Probably not the most confused programmer anymore on the XCORE forum.
User avatar
Berni
Respected Member
Posts: 363
Joined: Thu Dec 10, 2009 10:17 pm

Post by Berni »

Well i guess the only way to find out is to test it, but i guess the size of the porch can be compensated over quite a range with the settings. If people manged to generate good VGA timings with PICs and AVRs surely it has to work no problem on a xcore.

The biggest problem perhaps is that there is not enough memory for a frame buffer so everything has to generate on the fly. That means a bit more complicated program as it has to spit out the data line by line and it cant miss its deadline not even once or the whole image goes kaput.

You can cheat the problem by using a external LCD controller chip and set up the RGB bus timings to match VGA. Those provide a frame buffer and often some graphics features (usually useless unless its a fast JPEG decode or something similar.).
User avatar
lilltroll
XCore Expert
Posts: 956
Joined: Fri Dec 11, 2009 3:53 am
Location: Sweden, Eskilstuna

Post by lilltroll »

I run the G4 at 320 MHz, instead of the 400 Hz.

Without any timing compensation my DSO says that my Vertical refresh is 37.84 kHz (Should be 37.878787878788 kHz)
and
frame refresh is 60.26 Hz (Should be 60 Hz).

My LCD tries to sync all the time but doesn't lock.

My 3 Display Data Channel pins is still free-floating.
I'm testing with a LG FLATRON L2010T with max 1600x1200 (Should not totally alias at 800x600)

Enough in the lab for today. Have to read a little on DDC. I was hoping for the monitor to lock without DDC data.
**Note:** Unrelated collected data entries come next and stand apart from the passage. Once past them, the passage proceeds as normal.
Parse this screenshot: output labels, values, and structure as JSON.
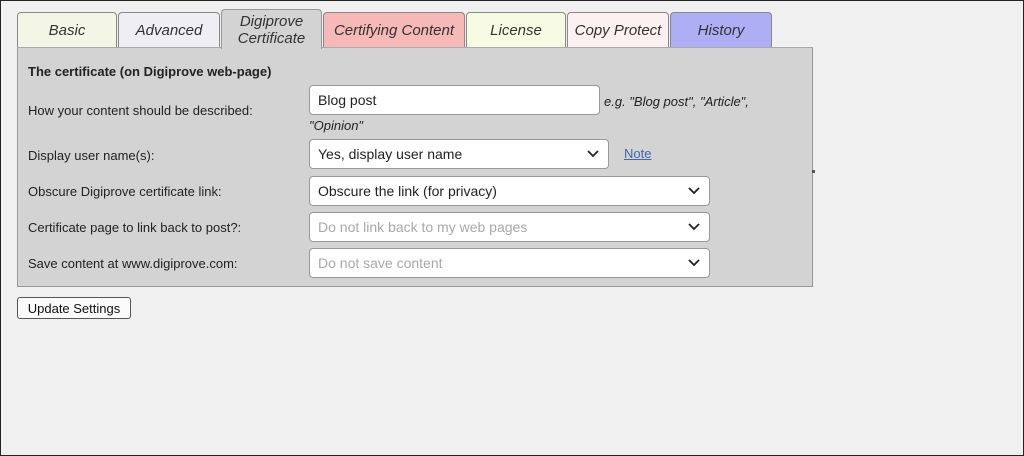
{
  "tabs": [
    {
      "label": "Basic",
      "color": "#f3f6e6"
    },
    {
      "label": "Advanced",
      "color": "#efeff3"
    },
    {
      "label": "Digiprove Certificate",
      "color": "#d3d3d3",
      "active": true
    },
    {
      "label": "Certifying Content",
      "color": "#f7b8b8"
    },
    {
      "label": "License",
      "color": "#f8fbe4"
    },
    {
      "label": "Copy Protect",
      "color": "#fcf1f0"
    },
    {
      "label": "History",
      "color": "#aeaef5"
    }
  ],
  "panel": {
    "title": "The certificate (on Digiprove web-page)",
    "description": {
      "label": "How your content should be described:",
      "value": "Blog post",
      "hint": "e.g. \"Blog post\", \"Article\",",
      "hint2": "\"Opinion\""
    },
    "display_user": {
      "label": "Display user name(s):",
      "value": "Yes, display user name",
      "note": "Note"
    },
    "obscure_link": {
      "label": "Obscure Digiprove certificate link:",
      "value": "Obscure the link (for privacy)"
    },
    "link_back": {
      "label": "Certificate page to link back to post?:",
      "value": "Do not link back to my web pages"
    },
    "save_content": {
      "label": "Save content at www.digiprove.com:",
      "value": "Do not save content"
    }
  },
  "update_button": "Update Settings"
}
Should the sync pulses be Hi or Low e.g. should state be 0 or 1 ??? I hope the TTL is 3.3V comp, but it's year 2010. For the moment I'm feeding the 5V pin with 3.3V - that is maybe stupid.
The (unbuffered) analog RGB signal from the R-2R ladder look like sh*t, but at least it's between 0-0.7 V PtP, but that's the next headache, after I get a sync.

Code: Select all

#include <xs1.h>
#include <platform.h>

#define SIZE 200

on stdcore[0]:out port Hsync = XS1_PORT_1N;
on stdcore[0]:out port Vsync = XS1_PORT_1M;
on stdcore[0]:out buffered port:32 p_rgb = XS1_PORT_8C;
on stdcore[0]:clock clk = XS1_CLKBLK_1;

unsigned color[SIZE];

#define HFrontPorch (2*40)
#define HSyncPulse (2*128)
#define HBackPorch (2*88)
#define Htot 	(2*1056)

const unsigned VFrontPorch = 1 * Htot;
const unsigned VSyncPulse = 4 * Htot;
const unsigned VBackPorch = 23 * Htot;
const unsigned state = 0;

int main() {

	par {
		on stdcore[0]: {
			timer t;
			int time;
			unsigned page = 0;
			for (int j = 0; j < 1; j++)
				for (int i = 0; i < SIZE; i++)
					color[i] = 0xFFFF0000;

			set_clock_div(clk,1);
			set_port_clock(Vsync, clk);
			set_port_clock(Hsync, clk);
			set_port_clock(p_rgb, clk);
			start_clock(clk);

			while (1) {
				t:>time;
				page!=page;
				time+=VFrontPorch;
				t when timerafter(time):>time;
				Vsync<:state;
				time+=VSyncPulse;
				t when timerafter(time):>time;
				Vsync<:!state;
				time+=VBackPorch;
				t when timerafter(time):>time;
				for(int y=0;y<600;y++) {
					t:>time;
					page!=page;
					time+=HFrontPorch;
					t when timerafter(time):>time;
					Hsync<:state;
					time+=HSyncPulse;
					t when timerafter(time):>time;
					Hsync<:!state;
					time+=HBackPorch;
					t when timerafter(time):>time;
#pragma unsafe arrays
					for(int x=0;x<SIZE;x++)
					p_rgb<:0xFF00FF00;
				}
			}
		}
	}
}
Probably not the most confused programmer anymore on the XCORE forum.
ale500
Respected Member
Posts: 259
Joined: Thu Sep 16, 2010 9:15 am

Post by ale500 »

Both sync pulses should be positive. Be sure of having some pixels on (test pattern) or the monitor may not sync.
User avatar
lilltroll
XCore Expert
Posts: 956
Joined: Fri Dec 11, 2009 3:53 am
Location: Sweden, Eskilstuna

Post by lilltroll »

ale500 wrote:Both sync pulses should be positive. Be sure of having some pixels on (test pattern) or the monitor may not sync.

Code: Select all

p_rgb<:0xFF00FF00;
( 8-bit parallel port) It should show a chess board. (Double size , eg. 0xFFFF0000 didn't work either)
Probably not the most confused programmer anymore on the XCORE forum.